Par RTL info avec Belga
Theo Francken se veut rassurant face aux ambitions de Donald Trump sur le Groenland. Le ministre de la Défense mise davantage sur le dialogue avec les États-Unis pour désamorcer la crise.

Le ministre de la Défense, Theo Francken (N-VA), a confirmé mercredi au Parlement avoir pris contact avec les États-Unis au sujet de la menace qui pèse sur le Groenland. « Il est important que nous poursuivions le dialogue et que nous ayons le courage d’aborder ces questions », a-t-il déclaré devant la commission de la Défense nationale.

Cette mobilisation diplomatique intervient alors que Donald Trump affirme depuis le début de son second mandat que les États-Unis souhaitent annexer cette région autonome relevant du Danemark, membre de l’OTAN. Une perspective qui alarme les alliés européens, d’autant que Washington évoque désormais ouvertement des « raisons de sécurité » liées aux ressources du territoire arctique.

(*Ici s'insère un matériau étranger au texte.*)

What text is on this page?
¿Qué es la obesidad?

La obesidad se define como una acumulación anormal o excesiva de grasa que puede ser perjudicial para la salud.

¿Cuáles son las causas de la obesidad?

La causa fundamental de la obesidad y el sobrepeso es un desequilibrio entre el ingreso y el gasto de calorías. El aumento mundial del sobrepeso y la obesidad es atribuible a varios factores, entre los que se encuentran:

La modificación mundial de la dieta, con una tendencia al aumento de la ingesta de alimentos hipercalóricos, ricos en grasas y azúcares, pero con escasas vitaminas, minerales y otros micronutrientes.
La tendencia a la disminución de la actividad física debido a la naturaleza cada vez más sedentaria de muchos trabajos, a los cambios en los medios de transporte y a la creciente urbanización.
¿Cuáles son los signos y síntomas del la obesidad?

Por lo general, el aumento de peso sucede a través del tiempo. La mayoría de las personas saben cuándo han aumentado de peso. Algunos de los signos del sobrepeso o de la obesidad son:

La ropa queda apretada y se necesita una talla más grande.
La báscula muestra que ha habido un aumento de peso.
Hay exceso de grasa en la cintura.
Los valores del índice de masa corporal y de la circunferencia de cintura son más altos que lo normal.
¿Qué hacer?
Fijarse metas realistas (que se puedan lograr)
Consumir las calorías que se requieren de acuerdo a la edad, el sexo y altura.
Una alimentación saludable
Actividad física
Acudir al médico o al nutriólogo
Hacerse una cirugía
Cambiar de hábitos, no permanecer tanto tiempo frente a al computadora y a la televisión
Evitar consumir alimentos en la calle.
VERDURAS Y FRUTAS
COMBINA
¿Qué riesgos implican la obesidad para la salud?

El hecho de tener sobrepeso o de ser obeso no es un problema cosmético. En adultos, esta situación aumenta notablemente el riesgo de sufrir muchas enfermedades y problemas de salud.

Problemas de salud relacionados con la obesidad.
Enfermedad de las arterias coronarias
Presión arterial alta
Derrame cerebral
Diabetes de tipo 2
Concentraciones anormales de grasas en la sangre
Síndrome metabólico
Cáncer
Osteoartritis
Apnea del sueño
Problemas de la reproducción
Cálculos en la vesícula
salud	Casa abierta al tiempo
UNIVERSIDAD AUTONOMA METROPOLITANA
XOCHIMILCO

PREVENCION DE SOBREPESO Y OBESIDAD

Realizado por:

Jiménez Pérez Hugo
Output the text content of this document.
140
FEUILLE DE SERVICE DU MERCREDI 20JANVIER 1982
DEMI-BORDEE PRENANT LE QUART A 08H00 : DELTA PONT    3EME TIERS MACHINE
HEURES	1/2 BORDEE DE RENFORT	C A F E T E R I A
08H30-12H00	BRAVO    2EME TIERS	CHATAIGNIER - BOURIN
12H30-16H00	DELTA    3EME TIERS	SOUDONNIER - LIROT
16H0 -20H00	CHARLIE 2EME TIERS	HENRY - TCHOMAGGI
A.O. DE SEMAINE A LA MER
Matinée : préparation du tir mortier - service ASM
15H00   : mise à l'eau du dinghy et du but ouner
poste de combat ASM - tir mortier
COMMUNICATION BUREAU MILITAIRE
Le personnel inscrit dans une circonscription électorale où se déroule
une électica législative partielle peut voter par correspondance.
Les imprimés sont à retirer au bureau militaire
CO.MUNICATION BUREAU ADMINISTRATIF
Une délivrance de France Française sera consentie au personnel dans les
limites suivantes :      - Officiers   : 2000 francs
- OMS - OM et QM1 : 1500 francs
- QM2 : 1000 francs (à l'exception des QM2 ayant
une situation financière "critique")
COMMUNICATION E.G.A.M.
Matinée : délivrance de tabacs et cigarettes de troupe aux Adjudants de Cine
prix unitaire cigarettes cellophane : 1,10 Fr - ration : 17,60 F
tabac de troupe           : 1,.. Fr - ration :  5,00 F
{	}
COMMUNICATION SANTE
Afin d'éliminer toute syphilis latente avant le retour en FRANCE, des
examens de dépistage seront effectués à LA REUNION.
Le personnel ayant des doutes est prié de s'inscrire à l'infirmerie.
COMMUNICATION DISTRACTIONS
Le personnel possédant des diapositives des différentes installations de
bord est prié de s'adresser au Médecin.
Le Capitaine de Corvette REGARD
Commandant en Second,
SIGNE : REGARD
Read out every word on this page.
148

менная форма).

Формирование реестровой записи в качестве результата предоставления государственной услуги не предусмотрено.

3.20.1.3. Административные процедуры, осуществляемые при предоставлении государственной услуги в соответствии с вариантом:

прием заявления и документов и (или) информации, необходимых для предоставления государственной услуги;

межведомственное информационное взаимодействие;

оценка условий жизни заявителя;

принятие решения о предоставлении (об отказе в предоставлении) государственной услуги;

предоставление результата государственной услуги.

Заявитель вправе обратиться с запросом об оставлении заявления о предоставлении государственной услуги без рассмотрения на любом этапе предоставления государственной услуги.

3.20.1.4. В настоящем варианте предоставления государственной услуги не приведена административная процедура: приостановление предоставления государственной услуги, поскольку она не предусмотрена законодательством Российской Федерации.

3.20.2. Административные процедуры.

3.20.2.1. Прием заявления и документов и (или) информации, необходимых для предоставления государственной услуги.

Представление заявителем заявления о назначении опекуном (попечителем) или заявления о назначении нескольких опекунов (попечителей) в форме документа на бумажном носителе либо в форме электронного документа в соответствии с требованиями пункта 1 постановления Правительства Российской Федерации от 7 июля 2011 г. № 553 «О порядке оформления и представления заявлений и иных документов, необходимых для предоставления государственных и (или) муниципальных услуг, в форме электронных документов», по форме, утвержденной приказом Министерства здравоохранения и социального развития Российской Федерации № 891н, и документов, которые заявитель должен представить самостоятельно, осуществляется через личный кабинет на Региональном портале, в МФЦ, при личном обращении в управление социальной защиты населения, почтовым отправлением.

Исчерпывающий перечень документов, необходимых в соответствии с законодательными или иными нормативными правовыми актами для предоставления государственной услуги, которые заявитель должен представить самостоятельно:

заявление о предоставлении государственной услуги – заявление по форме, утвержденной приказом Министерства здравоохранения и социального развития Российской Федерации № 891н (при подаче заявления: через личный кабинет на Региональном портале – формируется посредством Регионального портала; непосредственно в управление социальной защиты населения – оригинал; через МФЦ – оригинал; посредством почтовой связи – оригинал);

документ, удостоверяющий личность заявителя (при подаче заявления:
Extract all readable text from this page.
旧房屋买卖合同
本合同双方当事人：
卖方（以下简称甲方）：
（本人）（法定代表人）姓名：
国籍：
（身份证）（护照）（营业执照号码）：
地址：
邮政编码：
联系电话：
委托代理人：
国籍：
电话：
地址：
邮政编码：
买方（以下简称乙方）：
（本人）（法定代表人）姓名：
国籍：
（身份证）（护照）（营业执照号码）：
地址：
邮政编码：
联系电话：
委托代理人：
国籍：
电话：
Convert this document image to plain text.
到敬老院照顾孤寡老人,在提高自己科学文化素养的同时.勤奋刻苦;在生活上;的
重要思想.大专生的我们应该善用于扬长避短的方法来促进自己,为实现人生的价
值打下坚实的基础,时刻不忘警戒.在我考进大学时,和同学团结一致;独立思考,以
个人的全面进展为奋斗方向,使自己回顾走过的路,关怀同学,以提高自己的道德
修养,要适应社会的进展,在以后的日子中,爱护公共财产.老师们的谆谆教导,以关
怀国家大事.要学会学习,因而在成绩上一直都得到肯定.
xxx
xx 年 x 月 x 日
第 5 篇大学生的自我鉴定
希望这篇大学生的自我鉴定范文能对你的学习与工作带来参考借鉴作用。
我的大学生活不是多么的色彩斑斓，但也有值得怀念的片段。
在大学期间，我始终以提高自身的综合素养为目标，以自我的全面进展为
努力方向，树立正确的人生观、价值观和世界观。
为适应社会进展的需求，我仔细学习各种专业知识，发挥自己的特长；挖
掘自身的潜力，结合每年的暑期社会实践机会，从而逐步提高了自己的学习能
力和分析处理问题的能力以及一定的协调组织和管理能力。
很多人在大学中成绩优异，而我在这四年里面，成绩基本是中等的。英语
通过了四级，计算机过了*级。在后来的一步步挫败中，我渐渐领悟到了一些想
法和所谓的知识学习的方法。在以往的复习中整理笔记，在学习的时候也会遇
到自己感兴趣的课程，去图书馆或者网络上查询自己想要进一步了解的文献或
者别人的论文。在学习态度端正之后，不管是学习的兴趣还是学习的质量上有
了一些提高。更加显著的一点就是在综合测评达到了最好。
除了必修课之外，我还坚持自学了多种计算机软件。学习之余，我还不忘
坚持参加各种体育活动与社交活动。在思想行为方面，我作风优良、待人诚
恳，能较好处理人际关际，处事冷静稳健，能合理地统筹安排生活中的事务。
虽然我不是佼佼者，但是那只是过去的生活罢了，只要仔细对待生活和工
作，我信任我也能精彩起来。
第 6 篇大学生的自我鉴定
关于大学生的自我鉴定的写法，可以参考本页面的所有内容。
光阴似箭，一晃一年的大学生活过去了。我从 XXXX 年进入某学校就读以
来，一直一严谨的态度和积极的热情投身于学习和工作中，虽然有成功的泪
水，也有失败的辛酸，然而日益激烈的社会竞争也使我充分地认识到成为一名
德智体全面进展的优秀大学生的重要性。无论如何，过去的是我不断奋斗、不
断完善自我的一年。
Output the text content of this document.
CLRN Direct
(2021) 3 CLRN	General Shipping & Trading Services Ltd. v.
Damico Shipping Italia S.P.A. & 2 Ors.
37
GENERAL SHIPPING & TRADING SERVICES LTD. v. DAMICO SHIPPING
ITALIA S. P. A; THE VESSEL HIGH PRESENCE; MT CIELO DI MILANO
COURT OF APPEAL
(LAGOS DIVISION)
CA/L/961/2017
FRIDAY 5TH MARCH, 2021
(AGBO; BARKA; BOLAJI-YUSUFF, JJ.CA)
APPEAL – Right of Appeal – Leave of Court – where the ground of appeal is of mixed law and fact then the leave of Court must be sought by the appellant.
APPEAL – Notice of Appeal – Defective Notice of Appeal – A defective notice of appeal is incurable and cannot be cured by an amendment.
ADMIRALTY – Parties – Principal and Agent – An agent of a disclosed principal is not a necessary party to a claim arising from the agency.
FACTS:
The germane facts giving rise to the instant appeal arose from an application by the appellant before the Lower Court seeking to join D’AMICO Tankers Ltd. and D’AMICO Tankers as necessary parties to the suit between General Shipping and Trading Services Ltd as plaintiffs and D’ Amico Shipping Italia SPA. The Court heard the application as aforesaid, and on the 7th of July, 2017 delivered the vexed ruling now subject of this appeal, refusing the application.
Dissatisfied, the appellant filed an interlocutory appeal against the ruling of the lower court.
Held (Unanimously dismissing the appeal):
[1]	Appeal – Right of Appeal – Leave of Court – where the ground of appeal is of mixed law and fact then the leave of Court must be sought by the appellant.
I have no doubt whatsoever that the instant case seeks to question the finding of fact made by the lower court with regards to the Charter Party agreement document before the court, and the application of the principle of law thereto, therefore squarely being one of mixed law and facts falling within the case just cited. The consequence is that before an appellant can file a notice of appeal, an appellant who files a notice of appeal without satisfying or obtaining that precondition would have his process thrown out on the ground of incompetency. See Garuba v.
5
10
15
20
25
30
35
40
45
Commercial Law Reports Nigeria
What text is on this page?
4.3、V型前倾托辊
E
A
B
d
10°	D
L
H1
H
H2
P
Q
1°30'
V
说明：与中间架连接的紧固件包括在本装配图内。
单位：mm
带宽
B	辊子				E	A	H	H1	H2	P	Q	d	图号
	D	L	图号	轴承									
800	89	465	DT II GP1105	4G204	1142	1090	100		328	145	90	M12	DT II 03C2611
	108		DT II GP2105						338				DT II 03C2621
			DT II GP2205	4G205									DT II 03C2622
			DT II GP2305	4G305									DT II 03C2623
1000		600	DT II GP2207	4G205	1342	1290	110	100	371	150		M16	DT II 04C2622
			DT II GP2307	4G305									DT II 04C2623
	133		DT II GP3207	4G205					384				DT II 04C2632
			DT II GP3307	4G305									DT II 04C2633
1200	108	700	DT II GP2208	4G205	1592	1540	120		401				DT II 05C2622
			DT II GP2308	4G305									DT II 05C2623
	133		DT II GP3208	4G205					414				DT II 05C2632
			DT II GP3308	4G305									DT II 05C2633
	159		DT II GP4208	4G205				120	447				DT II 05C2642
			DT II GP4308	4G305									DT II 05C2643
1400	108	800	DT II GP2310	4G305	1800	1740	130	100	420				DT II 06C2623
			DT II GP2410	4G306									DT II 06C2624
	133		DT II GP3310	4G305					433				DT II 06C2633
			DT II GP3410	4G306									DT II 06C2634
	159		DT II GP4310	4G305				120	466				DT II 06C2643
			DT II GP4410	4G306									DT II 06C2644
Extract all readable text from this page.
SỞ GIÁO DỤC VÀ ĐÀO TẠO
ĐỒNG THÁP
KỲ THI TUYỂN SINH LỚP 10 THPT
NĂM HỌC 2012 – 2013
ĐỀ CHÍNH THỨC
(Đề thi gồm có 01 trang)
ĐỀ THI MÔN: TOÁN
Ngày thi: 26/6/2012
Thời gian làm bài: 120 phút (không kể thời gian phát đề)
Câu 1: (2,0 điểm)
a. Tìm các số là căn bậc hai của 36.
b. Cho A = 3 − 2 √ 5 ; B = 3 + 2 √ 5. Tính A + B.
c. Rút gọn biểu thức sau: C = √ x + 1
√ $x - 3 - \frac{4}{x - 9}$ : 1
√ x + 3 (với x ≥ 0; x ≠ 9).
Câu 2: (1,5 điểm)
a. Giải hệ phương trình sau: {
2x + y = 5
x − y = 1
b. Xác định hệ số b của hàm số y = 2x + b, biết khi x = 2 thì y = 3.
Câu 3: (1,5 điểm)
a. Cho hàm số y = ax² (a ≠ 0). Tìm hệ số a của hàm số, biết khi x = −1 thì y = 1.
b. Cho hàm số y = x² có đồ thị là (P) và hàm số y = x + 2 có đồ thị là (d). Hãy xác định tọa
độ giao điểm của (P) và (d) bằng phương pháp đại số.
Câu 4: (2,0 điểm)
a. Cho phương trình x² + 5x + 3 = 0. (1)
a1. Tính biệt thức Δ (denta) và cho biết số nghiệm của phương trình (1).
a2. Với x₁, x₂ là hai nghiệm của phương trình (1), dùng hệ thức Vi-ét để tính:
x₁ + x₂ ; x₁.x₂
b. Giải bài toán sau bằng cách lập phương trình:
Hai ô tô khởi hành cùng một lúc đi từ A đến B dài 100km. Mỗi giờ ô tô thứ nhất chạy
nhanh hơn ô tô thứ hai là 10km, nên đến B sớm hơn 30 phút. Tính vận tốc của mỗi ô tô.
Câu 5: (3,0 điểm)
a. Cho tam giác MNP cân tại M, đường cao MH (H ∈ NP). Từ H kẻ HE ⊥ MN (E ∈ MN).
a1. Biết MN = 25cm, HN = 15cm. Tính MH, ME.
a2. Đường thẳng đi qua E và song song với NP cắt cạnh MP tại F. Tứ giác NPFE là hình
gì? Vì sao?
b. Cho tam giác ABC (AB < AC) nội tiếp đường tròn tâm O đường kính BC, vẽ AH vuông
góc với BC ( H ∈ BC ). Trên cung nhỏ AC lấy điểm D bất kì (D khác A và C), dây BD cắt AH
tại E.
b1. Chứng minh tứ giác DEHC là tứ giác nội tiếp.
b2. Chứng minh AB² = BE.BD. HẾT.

Dans ce contexte, Theo Francken s’est entretenu ces derniers jours avec l’ambassadeur américain en Belgique, Bill White, et son homologue auprès de l’OTAN, Matthew Whitaker. Il juge « particulièrement douloureux » de voir le Danemark, « l’un des alliés les plus fidèles », visé par les velléités américaines. Selon lui, « une guerre des ressources alimentaires au sein de l’OTAN ne profite à personne ».

Il faut montrer une cohésion, selon le ministre

Alors que la Maison Blanche répète que le recours militaire reste « toujours une option », le ministre belge se veut rassurant. Il relaie les déclarations du secrétaire d’État américain Marco Rubio, pour qui il n’y a pas d’invasion imminente. C’est pourquoi, insiste-t-il, « Il n’est pas question d’envoyer nos propres troupes au Groenland » devant les caméras de VTM NIEUWS.

Théo Francken estime qu’il revient désormais aux partenaires de l’Alliance de montrer leur cohésion. « Je pense que nous devons afficher notre unité », dit-il, convaincu que ce différend pourra être désamorcé « dans les prochains jours », tant au niveau national qu’international. « Nous devons rester unis, et je suis convaincu que nous réussirons », conclut-il, misant sur la diplomatie plutôt que sur la force.